第67回毎日芸術賞 鄭義信さん 演劇・邦舞・演芸部門受賞

Bunkamura Production 2025『泣くロミオと怒るジュリエット2025』の作・演出をつとめた劇作家・演出家の鄭義信(ちょん・うぃしん)さんが、第67回毎日芸術賞(演劇・邦舞・演芸部門)を受賞した。シェイクスピアの名作を大胆に再解釈した業績などが高く評価された。
鄭さんは「僕ひとりの力というよりも、スタッフやキャストたちの力のたまもの」と感謝。2月に東京都内であった贈賞式には、Bunkamura関係者や出演俳優たちも大勢駆けつけ受賞を祝った。
毎日芸術賞は、演劇、音楽、美術、文学など幅広い芸術分野を対象に、優れた業績を挙げた個人・団体を顕彰する賞。1959年に創設され、創作の第一線で活躍する表現者たちを60年以上にわたり広く社会に紹介してきた。
演劇・邦舞・演芸部門ではこれまでに片岡仁左衛門さん、井上ひさしさん、市村正親さん、大竹しのぶさんら日本を代表する俳優、劇作家らが受賞している。
今回、受賞対象作になったのは、『泣くロミオと怒るジュリエット2025』、『焼肉ドラゴン』(新国立劇場)、『白い輪、あるいは祈り』(東京演劇アンサンブル)の三つの舞台。いずれも再演作品ながら、多彩な題材・表現を通して現代を深部まで照射し、鄭さんの40年以上にわたる長いキャリアに裏打ちされた優れた舞台だった。

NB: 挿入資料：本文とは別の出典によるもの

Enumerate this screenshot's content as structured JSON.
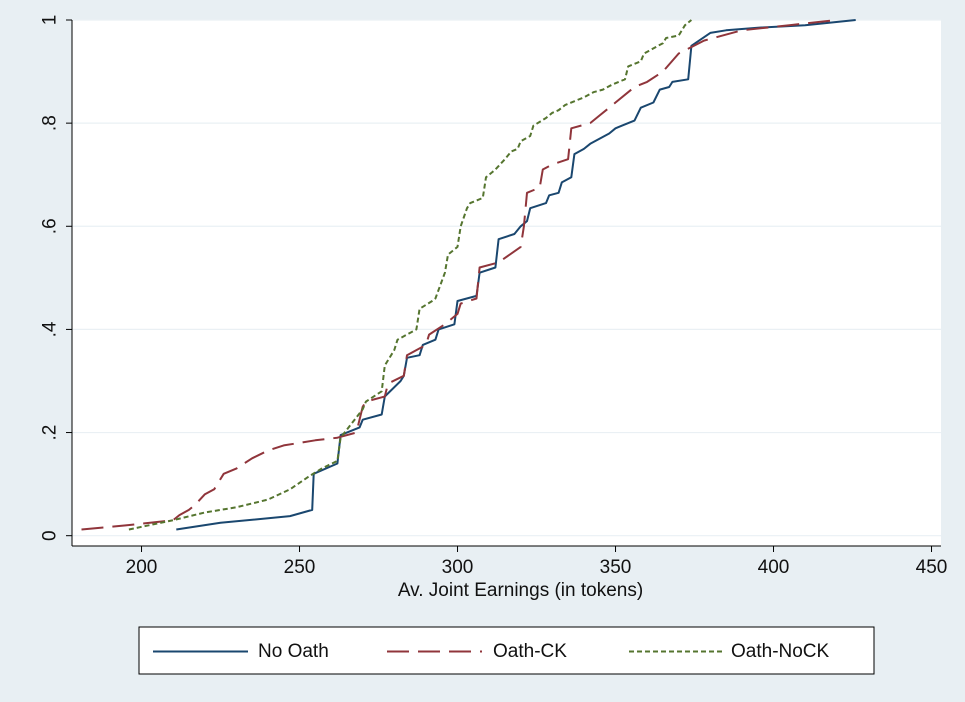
{
  "chart_data": {
    "type": "line",
    "title": "",
    "xlabel": "Av. Joint Earnings (in tokens)",
    "ylabel": "",
    "xlim": [
      178,
      453
    ],
    "ylim": [
      -0.02,
      1.0
    ],
    "x_ticks": [
      200,
      250,
      300,
      350,
      400,
      450
    ],
    "x_tick_labels": [
      "200",
      "250",
      "300",
      "350",
      "400",
      "450"
    ],
    "y_ticks": [
      0,
      0.2,
      0.4,
      0.6,
      0.8,
      1
    ],
    "y_tick_labels": [
      "0",
      ".2",
      ".4",
      ".6",
      ".8",
      "1"
    ],
    "grid": "horizontal",
    "legend_position": "bottom",
    "series": [
      {
        "name": "No Oath",
        "color": "#1a476f",
        "dash": "solid",
        "x": [
          211,
          225,
          247,
          254,
          254.5,
          262,
          263,
          269,
          270,
          276,
          277,
          282,
          283,
          284,
          288,
          289,
          293,
          294,
          299,
          300,
          306,
          307,
          312,
          313,
          318,
          320,
          322,
          323,
          328,
          329,
          332,
          333,
          336,
          337,
          340,
          342,
          345,
          348,
          350,
          352,
          356,
          358,
          362,
          364,
          367,
          368,
          373,
          374,
          380,
          385,
          395,
          410,
          426
        ],
        "y": [
          0.012,
          0.025,
          0.038,
          0.05,
          0.12,
          0.14,
          0.195,
          0.21,
          0.225,
          0.235,
          0.27,
          0.3,
          0.31,
          0.345,
          0.35,
          0.37,
          0.38,
          0.4,
          0.41,
          0.455,
          0.465,
          0.51,
          0.52,
          0.575,
          0.585,
          0.6,
          0.61,
          0.635,
          0.645,
          0.66,
          0.665,
          0.685,
          0.695,
          0.74,
          0.75,
          0.76,
          0.77,
          0.78,
          0.79,
          0.795,
          0.805,
          0.83,
          0.84,
          0.865,
          0.87,
          0.88,
          0.885,
          0.95,
          0.975,
          0.98,
          0.985,
          0.99,
          1.0
        ]
      },
      {
        "name": "Oath-CK",
        "color": "#90353b",
        "dash": "long",
        "x": [
          181,
          195,
          210,
          212,
          215,
          217,
          220,
          223,
          226,
          230,
          235,
          240,
          245,
          250,
          255,
          262,
          268,
          270,
          271,
          277,
          278,
          283,
          284,
          290,
          291,
          296,
          300,
          301,
          306,
          307,
          313,
          320,
          321,
          322,
          326,
          327,
          330,
          335,
          336,
          342,
          345,
          348,
          350,
          356,
          360,
          365,
          370,
          378,
          390,
          405,
          420
        ],
        "y": [
          0.012,
          0.02,
          0.03,
          0.04,
          0.05,
          0.06,
          0.08,
          0.09,
          0.12,
          0.13,
          0.15,
          0.165,
          0.175,
          0.18,
          0.185,
          0.19,
          0.2,
          0.25,
          0.26,
          0.27,
          0.295,
          0.31,
          0.35,
          0.37,
          0.39,
          0.41,
          0.43,
          0.45,
          0.46,
          0.52,
          0.53,
          0.56,
          0.6,
          0.665,
          0.675,
          0.71,
          0.72,
          0.73,
          0.79,
          0.8,
          0.815,
          0.83,
          0.84,
          0.87,
          0.88,
          0.9,
          0.935,
          0.96,
          0.98,
          0.99,
          1.0
        ]
      },
      {
        "name": "Oath-NoCK",
        "color": "#55752f",
        "dash": "short",
        "x": [
          196,
          210,
          220,
          230,
          240,
          247,
          253,
          257,
          262,
          263,
          270,
          271,
          276,
          277,
          280,
          281,
          287,
          288,
          292,
          293,
          296,
          297,
          300,
          301,
          303,
          304,
          308,
          309,
          311,
          312,
          315,
          317,
          319,
          320,
          323,
          324,
          328,
          330,
          332,
          334,
          338,
          340,
          343,
          346,
          349,
          351,
          353,
          354,
          358,
          359,
          365,
          366,
          370,
          372,
          374
        ],
        "y": [
          0.012,
          0.03,
          0.045,
          0.055,
          0.07,
          0.09,
          0.115,
          0.13,
          0.145,
          0.19,
          0.245,
          0.26,
          0.28,
          0.33,
          0.36,
          0.38,
          0.4,
          0.44,
          0.455,
          0.46,
          0.51,
          0.545,
          0.56,
          0.6,
          0.635,
          0.645,
          0.655,
          0.695,
          0.705,
          0.71,
          0.73,
          0.745,
          0.75,
          0.765,
          0.775,
          0.795,
          0.81,
          0.82,
          0.825,
          0.835,
          0.845,
          0.85,
          0.86,
          0.865,
          0.875,
          0.88,
          0.885,
          0.91,
          0.92,
          0.935,
          0.955,
          0.965,
          0.97,
          0.99,
          1.0
        ]
      }
    ]
  }
}
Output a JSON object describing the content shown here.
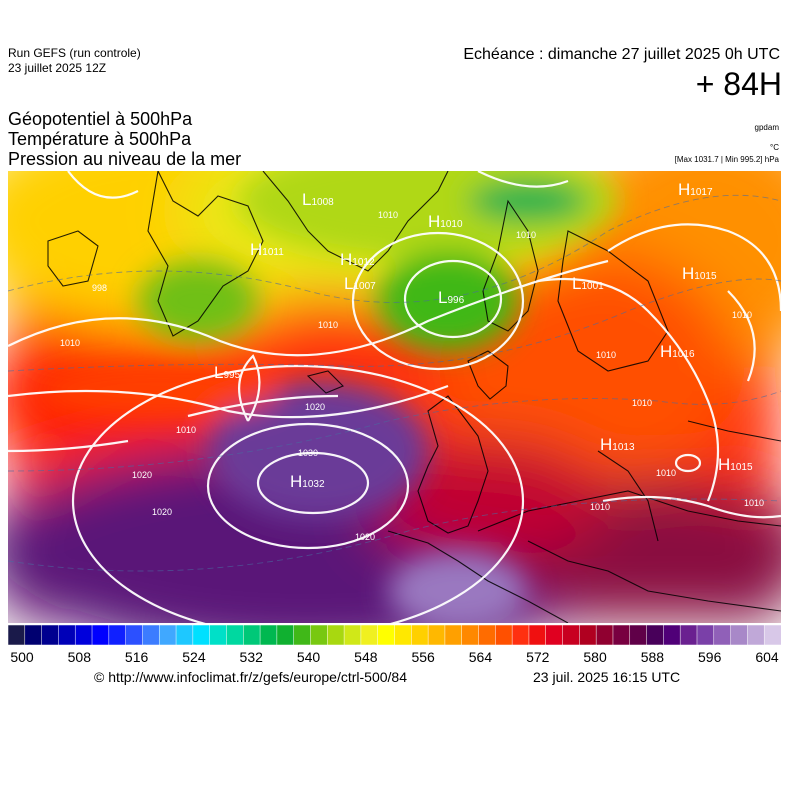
{
  "header": {
    "run_title": "Run GEFS (run controle)",
    "run_date": "23 juillet 2025 12Z",
    "echeance": "Echéance : dimanche 27 juillet 2025 0h UTC",
    "lead_time": "+ 84H"
  },
  "titles": {
    "line1": "Géopotentiel à 500hPa",
    "line2": "Température à 500hPa",
    "line3": "Pression au niveau de la mer"
  },
  "units": {
    "geopotential": "gpdam",
    "temperature": "°C",
    "pressure": "[Max 1031.7 | Min 995.2] hPa"
  },
  "pressure_centers": [
    {
      "type": "H",
      "value": "1017"
    },
    {
      "type": "L",
      "value": "1008"
    },
    {
      "type": "H",
      "value": "1010"
    },
    {
      "type": "H",
      "value": "1011"
    },
    {
      "type": "H",
      "value": "1012"
    },
    {
      "type": "L",
      "value": "1007"
    },
    {
      "type": "L",
      "value": "996"
    },
    {
      "type": "L",
      "value": "1001"
    },
    {
      "type": "H",
      "value": "1015"
    },
    {
      "type": "H",
      "value": "1016"
    },
    {
      "type": "L",
      "value": "995"
    },
    {
      "type": "H",
      "value": "1013"
    },
    {
      "type": "H",
      "value": "1015"
    },
    {
      "type": "H",
      "value": "1032"
    }
  ],
  "isobar_labels": [
    "998",
    "1010",
    "1010",
    "1010",
    "1010",
    "1020",
    "1030",
    "1020",
    "1020",
    "1010",
    "1010",
    "1010",
    "1010",
    "1010",
    "1010",
    "1010",
    "1020"
  ],
  "colorbar": {
    "colors": [
      "#1a1a4a",
      "#000070",
      "#00008f",
      "#0000b8",
      "#0000dc",
      "#0000ff",
      "#1020ff",
      "#2c50ff",
      "#3c7cff",
      "#40a8ff",
      "#1ec8ff",
      "#00e0ff",
      "#00e0c8",
      "#00d8a0",
      "#00c878",
      "#00b850",
      "#10b030",
      "#40b818",
      "#78c810",
      "#a8d810",
      "#d0e818",
      "#f0f020",
      "#ffff00",
      "#ffe800",
      "#ffd000",
      "#ffb800",
      "#ffa000",
      "#ff8800",
      "#ff6c00",
      "#ff5000",
      "#ff3010",
      "#f01010",
      "#e00020",
      "#c80020",
      "#b00020",
      "#900030",
      "#780040",
      "#600048",
      "#48005a",
      "#500078",
      "#6a2090",
      "#7a40a8",
      "#9060b8",
      "#a888c8",
      "#c0a8d8",
      "#d8c8e8"
    ],
    "ticks": [
      "500",
      "508",
      "516",
      "524",
      "532",
      "540",
      "548",
      "556",
      "564",
      "572",
      "580",
      "588",
      "596",
      "604"
    ]
  },
  "footer": {
    "credit": "© http://www.infoclimat.fr/z/gefs/europe/ctrl-500/84",
    "timestamp": "23 juil. 2025 16:15 UTC"
  }
}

なかでも、『泣くロミオと怒るジュリエット2025』は、古典であるシェイクスピアの『ロミオとジュリエット』を、出演者は全員男性に、せりふは全編関西弁に大胆に翻案。原作の悲劇の背景にある差別や社会的分断の構造に着目し、現代日本にも地続きの「ロミジュリ」を作り上げた。

吃音症に悩む不器用なロミオ役の桐山照史さん(WEST.)、芯が強く感情を率直にぶつけるジュリエット役の柄本時生さんはもとより、渡辺いっけいさんや八嶋智人さんをはじめ実力豊かなキャスト陣が躍動。貧しい工場町を舞台に、二つの愚連隊の因縁を背負った若い恋人たちが暴力や分断の構造と激しく衝突していく様を鮮烈に描いた。

2020年の初演はコロナ禍のため公演中止を余儀なくされたものの、5年の時を経て昨年7~8月、東京はTHEATER MILANO-Zaで、大阪は森ノ宮ピロティホールで再び上演が実現した。鄭さんは「再演がかなって(大阪公演の大千秋楽まで)完走できました」と感慨深げ。初演時は若い女性の観客が目立ったが「再演では年齢層が少し上がり、男性のお客様も増えたようです。『初演を見られず、ぜひ見たかった』という方も多くいらっしゃいました」と喜んだ。

携わったBunkamuraプロデューサーの加藤真規さんは「『泣くロミオと怒るジュリエット』は、Bunkamuraが初めて鄭さんとご一緒した企画でした。最初にお会いした時、シアターコクーンという劇場をイメージして新しい作品を書いてもらえませんか、とお願いしたことを思い出します」と振り返る。
「男ばかりの稽古場はまるで男子校の部活のような活気に満ち溢れていました」とも。「初演がスタートしてほどなく新型コロナウイルスで公演中止となってしまいましたが、出来映えは素晴らしく、お客さんからの評価も高かった。以来、鄭さんから再演はしないのかと言われ続けていました」
だからこそ、喜びもひとしおだ。「念願の再演でした。しかもこのような賞を受賞するなんて!鄭さんおめでとうございます!」
そして毎日芸術賞受賞へとつながったこの作品が、鄭さんの創作の新たな章を開くのかもしれない。これから生まれる物語にも、期待は高まるばかりだ。
鄭義信さん プロフィール
1957年、兵庫県生まれ。代表作に「ザ・寺山」(岸田國士戯曲賞)、「焼肉ドラゴン」(鶴屋南北戯曲賞)、「パーマ屋スミレ」など。Bunkamuraでは舞台「パラサイト」も手がけている。また、「月はどっちに出ている」(毎日映画コンクール脚本賞)といった映画脚本も執筆。映画「焼肉ドラゴン」では監督も務めた。